Le CEA Marcoule applique rigoureusement les trois jours de télétravail dès que c'est possible (qui étaient déjà fortement recommandé dès décembre au CEA, NDLR). Voire quatre jours quand la personne est d'accord : "Il faut vraiment une vraie discussion pour éviter les risques psycho-sociaux et ne pas mettre en difficulté les salariés." En télétravail, on retrouve les personnels administratifs, les acheteurs ou les gens de dossiers, soit 20 à 25% des effectifs.

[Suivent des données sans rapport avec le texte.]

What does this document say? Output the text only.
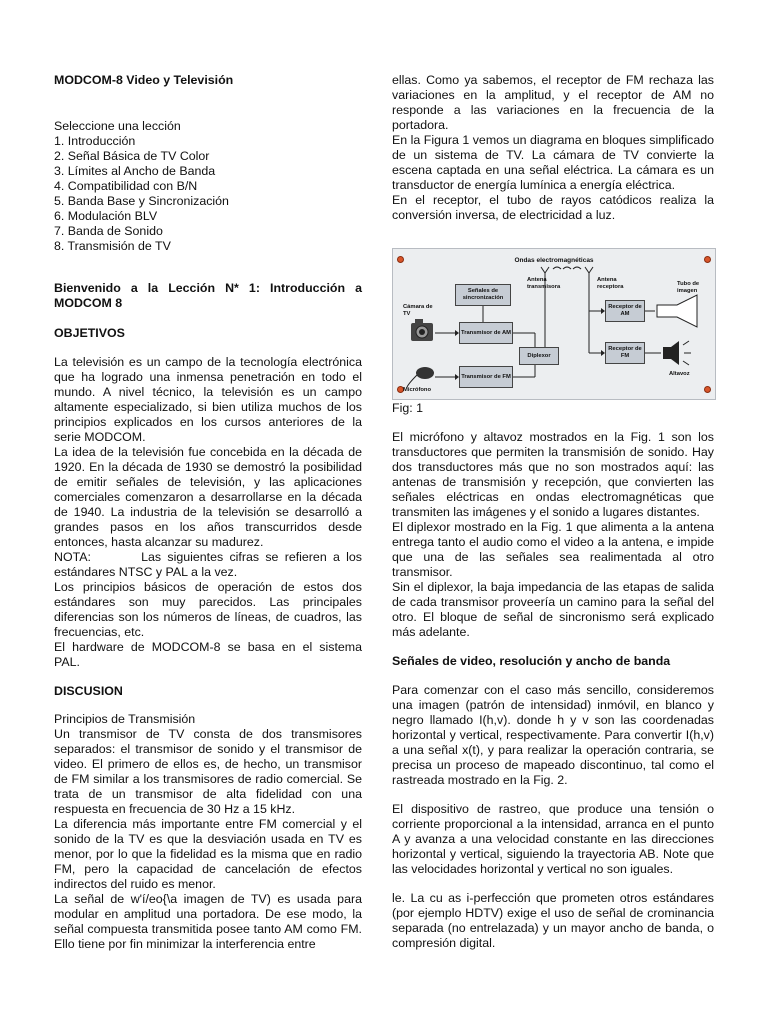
MODCOM-8 Video y Televisión

Seleccione una lección

1. Introducción

2. Señal Básica de TV Color

3. Límites al Ancho de Banda

4. Compatibilidad con B/N

5. Banda Base y Sincronización

6. Modulación BLV

7. Banda de Sonido

8. Transmisión de TV

Bienvenido a la Lección N* 1: Introducción a MODCOM 8

OBJETIVOS

La televisión es un campo de la tecnología electrónica que ha logrado una inmensa penetración en todo el mundo. A nivel técnico, la televisión es un campo altamente especializado, si bien utiliza muchos de los principios explicados en los cursos anteriores de la serie MODCOM.

La idea de la televisión fue concebida en la década de 1920. En la década de 1930 se demostró la posibilidad de emitir señales de televisión, y las aplicaciones comerciales comenzaron a desarrollarse en la década de 1940. La industria de la televisión se desarrolló a grandes pasos en los años transcurridos desde entonces, hasta alcanzar su madurez.

NOTA:        Las siguientes cifras se refieren a los estándares NTSC y PAL a la vez.

Los principios básicos de operación de estos dos estándares son muy parecidos. Las principales diferencias son los números de líneas, de cuadros, las frecuencias, etc.

El hardware de MODCOM-8 se basa en el sistema PAL.

DISCUSION

Principios de Transmisión

Un transmisor de TV consta de dos transmisores separados: el transmisor de sonido y el transmisor de video. El primero de ellos es, de hecho, un transmisor de FM similar a los transmisores de radio comercial. Se trata de un transmisor de alta fidelidad con una respuesta en frecuencia de 30 Hz a 15 kHz.

La diferencia más importante entre FM comercial y el sonido de la TV es que la desviación usada en TV es menor, por lo que la fidelidad es la misma que en radio FM, pero la capacidad de cancelación de efectos indirectos del ruido es menor.

La señal de w'í/eo{\a imagen de TV) es usada para modular en amplitud una portadora. De ese modo, la señal compuesta transmitida posee tanto AM como FM. Ello tiene por fin minimizar la interferencia entre

ellas. Como ya sabemos, el receptor de FM rechaza las variaciones en la amplitud, y el receptor de AM no responde a las variaciones en la frecuencia de la portadora.

En la Figura 1 vemos un diagrama en bloques simplificado de un sistema de TV. La cámara de TV convierte la escena captada en una señal eléctrica. La cámara es un transductor de energía lumínica a energía eléctrica.

En el receptor, el tubo de rayos catódicos realiza la conversión inversa, de electricidad a luz.

Ondas electromagnéticas
Señales de sincronización
Transmisor de AM
Transmisor de FM
Diplexor
Receptor de AM
Receptor de FM
Cámara de TV
Micrófono
Antena transmisora
Antena receptora	Tubo de imagen
Altavoz
Fig: 1

El micrófono y altavoz mostrados en la Fig. 1 son los transductores que permiten la transmisión de sonido. Hay dos transductores más que no son mostrados aquí: las antenas de transmisión y recepción, que convierten las señales eléctricas en ondas electromagnéticas que transmiten las imágenes y el sonido a lugares distantes.

El diplexor mostrado en la Fig. 1 que alimenta a la antena entrega tanto el audio como el video a la antena, e impide que una de las señales sea realimentada al otro transmisor.

Sin el diplexor, la baja impedancia de las etapas de salida de cada transmisor proveería un camino para la señal del otro. El bloque de señal de sincronismo será explicado más adelante.

Señales de video, resolución y ancho de banda

Para comenzar con el caso más sencillo, consideremos una imagen (patrón de intensidad) inmóvil, en blanco y negro llamado I(h,v). donde h y v son las coordenadas horizontal y vertical, respectivamente. Para convertir I(h,v) a una señal x(t), y para realizar la operación contraria, se precisa un proceso de mapeado discontinuo, tal como el rastreada mostrado en la Fig. 2.

El dispositivo de rastreo, que produce una tensión o corriente proporcional a la intensidad, arranca en el punto A y avanza a una velocidad constante en las direcciones horizontal y vertical, siguiendo la trayectoria AB. Note que las velocidades horizontal y vertical no son iguales.

le. La cu as i-perfección que prometen otros estándares (por ejemplo HDTV) exige el uso de señal de crominancia separada (no entrelazada) y un mayor ancho de banda, o compresión digital.
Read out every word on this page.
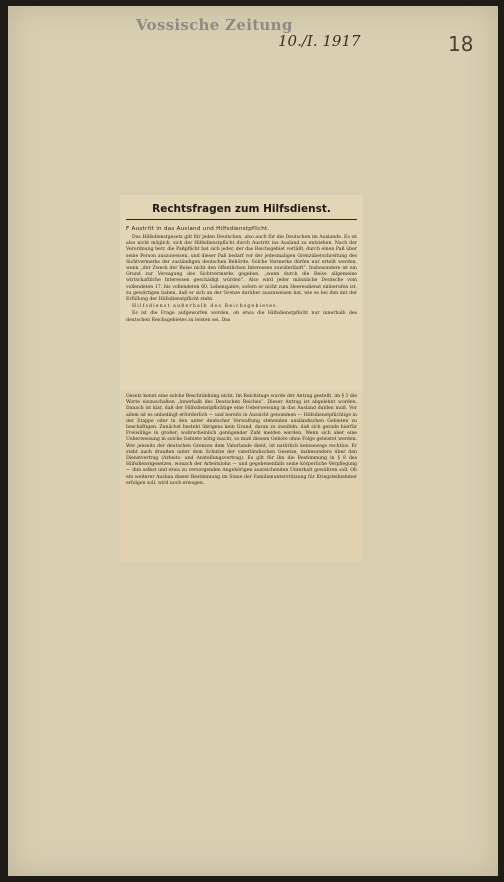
Vossische Zeitung
10./I. 1917	18
Rechtsfragen zum Hilfsdienst.
F Austritt in das Ausland und Hilfsdienstpflicht.
Das Hilfsdienstgesetz gilt für jeden Deutschen, also auch für die Deutschen im Auslande. Es ist also nicht möglich, sich der Hilfsdienstpflicht durch Austritt ins Ausland zu entziehen. Nach der Verordnung betr. die Paßpflicht hat sich jeder, der das Reichsgebiet verläßt, durch einen Paß über seine Person auszuweisen, und dieser Paß bedarf vor der jedesmaligen Grenzüberschreitung des Sichtvermerks der zuständigen deutschen Behörde. Solche Vermerke dürfen nur erteilt werden, wenn „der Zweck der Reise nicht den öffentlichen Interessen zuwiderläuft“. Insbesondere ist ein Grund zur Versagung des Sichtvermerks gegeben, „wenn durch die Reise allgemeine wirtschaftliche Interessen geschädigt würden“. Also wird jeder männliche Deutsche vom vollendeten 17. bis vollendeten 60. Lebensjahre, sofern er nicht zum Heeresdienst einberufen ist, zu gewärtigen haben, daß er sich an der Grenze darüber auszuweisen hat, wie es bei ihm mit der Erfüllung der Hilfsdienstpflicht steht.
Hilfsdienst außerhalb des Reichsgebietes.
Es ist die Frage aufgeworfen worden, ob etwa die Hilfsdienstpflicht nur innerhalb des deutschen Reichsgebietes zu leisten sei. Das
Gesetz kennt eine solche Beschränkung nicht. Im Reichstage wurde der Antrag gestellt, im § 3 die Worte einzuschalten „innerhalb des Deutschen Reiches“. Dieser Antrag ist abgelehnt worden. Danach ist klar, daß der Hilfsdienstpflichtige eine Ueberweisung in das Ausland dulden muß. Vor allem ist es unbedingt erforderlich — und bereits in Aussicht genommen — Hilfsdienstpflichtige in der Etappe oder in den unter deutscher Verwaltung stehenden ausländischen Gebieten zu beschäftigen. Zunächst besteht übrigens kein Grund, daran zu zweifeln, daß sich gerade hierfür Freiwillige in großer, wahrscheinlich genügender Zahl melden werden. Wenn sich aber eine Ueberweisung in solche Gebiete nötig macht, so muß diesem Gebote ohne Folge geleistet werden. Wer jenseits der deutschen Grenzen dem Vaterlande dient, ist natürlich keineswegs rechtlos. Er steht auch draußen unter dem Schutze der vaterländischen Gesetze, insbesondere über den Dienstvertrag (Arbeits- und Anstellungsvertrag). Es gilt für ihn die Bestimmung in § 8 des Hilfsdienstgesetzes, wonach der Arbeitslohn — und gegebenenfalls seine körperliche Verpflegung — ihm selbst und etwa zu versorgenden Angehörigen ausreichenden Unterhalt gewähren soll. Ob ein weiterer Ausbau dieser Bestimmung im Sinne der Familienunterstützung für Kriegsteilnehmer erfolgen soll, wird noch erwogen.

C'est impossible en revanche pour les techniciens voire pour les personnes qui traitent de dossiers confidentiels sur ordinateur.

Des mamans obligés de garder leur enfant cas contact

Le télétravail minimise les risques de contaminations au sein des entreprises. Mais certains secteurs ne peuvent pas y recourir. C'est le cas de celui de la vente. À Bagnols-sur-Cèze, dans une enseigne nationale de prêt-à-porter qui tient à rester anonyme, le patron compte 20% d'absentéisme dans ses effectifs : "Il y a les cas de covid, les cas contact et aussi les mamans qui doivent garder leur enfant à la maison car il est cas contact ou la classe est fermée."

Il est difficile pour le secteur de la vente en magasin de recourir au télétravail. (photo Kippelboy/ Commons wikimedia)

"Il y a un impact sur nous bien sûr car on ne peut pas mener de recrutement pour les remplacer. C'est à nous de pallier leur absence et leur charge de travail", poursuit le gérant du magasin. Fort heureusement, peu de contaminations ont lieu au travail, mais majoritairement dans la sphère privée. Mais toute l'équipe redouble d'efforts au magasin pour limiter les contacts entre membres du personnel.

Le gérant attend peut-être de nouvelles consignes, entre autre le port de masques FFP2 pour les employés. Mais malgré les taux d'incidence très hauts, il n'est pas inquiet d'une nouvelle fermeture forcée du magasin :  "Heureusement que l'on se trouve en année d'élection, on ne risque pas grand chose. Mais si ça n'avait pas été le cas, je ne pense pas qu'on y aurait échappé."

Au-delà du quotidien en magasin, le secteur de la mode souffre d'un certaine morosité au niveau national : "L'enseigne a perdu 10% de son chiffre d'affaires par rapport à 2019 et a dû fermer six semaines car notre activité est jugée non-essentielle", rappelle le gérant. Il essaye de développer davantage le drive et la vente en ligne qui ont connu un certain succès. Preuve encore que le covid a déjà profondément impacté nos vies et nos relations aux autres.